On 3 September 2018 Dimec signed a three-month deal with Medi Bayreuth.

On 27 November 2018 Dimec signed with Lithuanian team BC Lietkabelis.

On 1 December 2021 he signed with Anwil Włocławek of the PLK.

On 30 August 2022 he signed with Nishinomiya Storks of the B.League.

On 13 September 2023 he signed with Mersin Büyükşehir Belediyesi of the Türkiye Basketbol Ligi.

In the middle of the 2023/2024 season, after terminating the contract with the Turkish club, he joined KK Włocławek of the Polish Basketball League on January 4, 2024.

On August17, 2024, he signed with TSG GhostHawks of the P. League+.
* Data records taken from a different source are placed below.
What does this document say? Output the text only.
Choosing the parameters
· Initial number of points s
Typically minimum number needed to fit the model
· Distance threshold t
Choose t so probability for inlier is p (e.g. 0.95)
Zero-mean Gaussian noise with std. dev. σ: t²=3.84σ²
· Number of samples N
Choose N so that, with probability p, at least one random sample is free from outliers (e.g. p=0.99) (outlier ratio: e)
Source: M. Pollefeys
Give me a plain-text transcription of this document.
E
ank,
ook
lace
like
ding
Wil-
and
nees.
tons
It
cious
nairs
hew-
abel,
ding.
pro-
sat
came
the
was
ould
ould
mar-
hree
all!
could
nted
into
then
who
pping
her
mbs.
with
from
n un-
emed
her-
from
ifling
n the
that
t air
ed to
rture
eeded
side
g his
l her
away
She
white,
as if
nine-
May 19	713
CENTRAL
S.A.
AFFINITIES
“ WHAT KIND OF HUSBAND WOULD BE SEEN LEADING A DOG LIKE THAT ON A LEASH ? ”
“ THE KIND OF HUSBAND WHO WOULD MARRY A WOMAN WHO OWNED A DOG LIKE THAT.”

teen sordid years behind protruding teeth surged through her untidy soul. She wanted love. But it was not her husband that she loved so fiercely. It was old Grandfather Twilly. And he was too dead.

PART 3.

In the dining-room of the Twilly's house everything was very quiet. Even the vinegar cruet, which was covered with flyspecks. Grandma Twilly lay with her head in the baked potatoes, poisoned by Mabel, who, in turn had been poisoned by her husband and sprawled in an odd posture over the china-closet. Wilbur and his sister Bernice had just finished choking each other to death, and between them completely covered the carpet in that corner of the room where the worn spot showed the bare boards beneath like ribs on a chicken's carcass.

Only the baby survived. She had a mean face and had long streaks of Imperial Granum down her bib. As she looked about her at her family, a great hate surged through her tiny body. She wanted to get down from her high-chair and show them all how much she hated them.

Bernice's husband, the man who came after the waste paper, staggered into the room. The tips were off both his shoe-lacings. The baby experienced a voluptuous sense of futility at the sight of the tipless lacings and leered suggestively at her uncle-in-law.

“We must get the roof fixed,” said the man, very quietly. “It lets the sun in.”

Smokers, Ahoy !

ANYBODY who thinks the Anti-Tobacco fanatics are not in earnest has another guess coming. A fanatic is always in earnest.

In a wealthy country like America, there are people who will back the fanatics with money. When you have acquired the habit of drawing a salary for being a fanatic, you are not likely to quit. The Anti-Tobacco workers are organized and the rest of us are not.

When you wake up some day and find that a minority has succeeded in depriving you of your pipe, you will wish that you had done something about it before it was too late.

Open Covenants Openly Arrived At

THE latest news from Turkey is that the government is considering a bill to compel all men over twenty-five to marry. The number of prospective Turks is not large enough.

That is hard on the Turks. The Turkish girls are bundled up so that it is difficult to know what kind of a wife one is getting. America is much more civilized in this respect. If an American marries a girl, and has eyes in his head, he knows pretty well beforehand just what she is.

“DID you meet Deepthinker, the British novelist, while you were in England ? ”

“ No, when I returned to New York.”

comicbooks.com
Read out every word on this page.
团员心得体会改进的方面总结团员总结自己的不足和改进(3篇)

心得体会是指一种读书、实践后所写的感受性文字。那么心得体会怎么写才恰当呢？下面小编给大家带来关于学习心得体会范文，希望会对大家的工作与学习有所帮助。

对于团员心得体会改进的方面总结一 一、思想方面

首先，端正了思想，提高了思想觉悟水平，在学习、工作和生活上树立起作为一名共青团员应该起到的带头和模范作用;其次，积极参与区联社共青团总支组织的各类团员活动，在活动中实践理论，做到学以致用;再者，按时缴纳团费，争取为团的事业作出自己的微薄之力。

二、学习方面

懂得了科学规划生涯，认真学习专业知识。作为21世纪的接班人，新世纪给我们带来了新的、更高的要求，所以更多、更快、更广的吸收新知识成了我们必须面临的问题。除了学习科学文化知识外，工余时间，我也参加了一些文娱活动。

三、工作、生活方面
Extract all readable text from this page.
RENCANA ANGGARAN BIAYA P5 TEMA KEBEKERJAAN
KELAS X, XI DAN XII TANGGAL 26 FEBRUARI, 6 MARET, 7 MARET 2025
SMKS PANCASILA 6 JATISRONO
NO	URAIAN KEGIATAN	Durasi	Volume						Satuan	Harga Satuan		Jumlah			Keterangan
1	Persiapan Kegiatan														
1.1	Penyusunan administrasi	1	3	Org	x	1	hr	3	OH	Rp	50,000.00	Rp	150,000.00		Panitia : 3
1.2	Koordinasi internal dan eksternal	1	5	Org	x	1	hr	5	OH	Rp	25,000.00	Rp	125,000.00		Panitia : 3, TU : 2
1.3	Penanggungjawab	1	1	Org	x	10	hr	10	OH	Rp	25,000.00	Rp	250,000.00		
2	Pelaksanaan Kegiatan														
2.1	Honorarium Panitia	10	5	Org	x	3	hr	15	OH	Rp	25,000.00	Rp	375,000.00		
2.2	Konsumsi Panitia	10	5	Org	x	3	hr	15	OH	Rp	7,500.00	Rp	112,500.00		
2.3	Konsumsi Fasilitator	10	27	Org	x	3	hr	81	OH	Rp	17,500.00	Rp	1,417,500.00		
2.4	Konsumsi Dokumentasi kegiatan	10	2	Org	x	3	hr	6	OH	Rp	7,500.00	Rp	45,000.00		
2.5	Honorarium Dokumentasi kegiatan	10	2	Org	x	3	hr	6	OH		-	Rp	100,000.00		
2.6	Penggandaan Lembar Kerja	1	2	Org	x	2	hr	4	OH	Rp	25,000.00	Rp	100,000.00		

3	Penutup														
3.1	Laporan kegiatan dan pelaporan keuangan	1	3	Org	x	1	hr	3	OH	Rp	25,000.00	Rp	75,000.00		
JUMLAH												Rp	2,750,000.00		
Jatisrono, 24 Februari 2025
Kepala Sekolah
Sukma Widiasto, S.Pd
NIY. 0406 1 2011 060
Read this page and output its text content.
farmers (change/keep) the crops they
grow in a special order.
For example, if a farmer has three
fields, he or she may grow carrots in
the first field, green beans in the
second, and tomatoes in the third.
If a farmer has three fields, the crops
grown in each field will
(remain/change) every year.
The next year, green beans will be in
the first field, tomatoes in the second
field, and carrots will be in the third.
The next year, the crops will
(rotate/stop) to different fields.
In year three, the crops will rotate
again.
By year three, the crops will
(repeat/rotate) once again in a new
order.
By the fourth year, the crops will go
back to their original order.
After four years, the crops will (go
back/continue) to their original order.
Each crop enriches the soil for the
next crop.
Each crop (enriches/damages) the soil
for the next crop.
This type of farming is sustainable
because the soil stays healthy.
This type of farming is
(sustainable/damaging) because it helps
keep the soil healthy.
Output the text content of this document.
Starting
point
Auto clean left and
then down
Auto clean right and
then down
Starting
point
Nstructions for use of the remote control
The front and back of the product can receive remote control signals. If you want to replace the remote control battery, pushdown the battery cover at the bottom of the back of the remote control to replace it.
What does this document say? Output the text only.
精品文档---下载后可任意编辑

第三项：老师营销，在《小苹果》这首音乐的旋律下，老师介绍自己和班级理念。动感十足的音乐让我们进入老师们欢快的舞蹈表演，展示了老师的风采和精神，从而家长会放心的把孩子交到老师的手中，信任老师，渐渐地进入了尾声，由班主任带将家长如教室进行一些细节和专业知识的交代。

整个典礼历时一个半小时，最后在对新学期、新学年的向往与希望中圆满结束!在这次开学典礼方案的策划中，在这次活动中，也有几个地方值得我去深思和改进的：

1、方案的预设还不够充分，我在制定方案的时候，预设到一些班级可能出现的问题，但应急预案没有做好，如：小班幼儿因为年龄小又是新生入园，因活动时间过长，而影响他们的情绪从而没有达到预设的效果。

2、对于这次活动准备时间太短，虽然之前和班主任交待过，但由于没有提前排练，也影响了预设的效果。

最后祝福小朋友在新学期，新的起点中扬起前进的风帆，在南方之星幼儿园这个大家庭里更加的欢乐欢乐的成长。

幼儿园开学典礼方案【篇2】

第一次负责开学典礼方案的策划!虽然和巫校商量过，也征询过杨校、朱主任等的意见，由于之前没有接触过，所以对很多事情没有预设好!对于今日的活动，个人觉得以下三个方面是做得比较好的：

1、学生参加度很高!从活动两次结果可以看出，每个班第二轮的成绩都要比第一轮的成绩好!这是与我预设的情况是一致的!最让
On 6 September 2025, he signed with Borac Čačak of the Basketball League of Serbia (KLS) and the ABA League.

==National team career==
With Slovenia's junior national teams, Dimec played at the 2010 FIBA Europe Under-18 Championship, 2011 FIBA Europe Under-18 Championship, 2012 FIBA Europe Under-20 Championship and 2013 FIBA Europe Under-20 Championship.

Dimec became a member of the senior Slovenian national basketball team in 2016. He played at the EuroBasket 2017.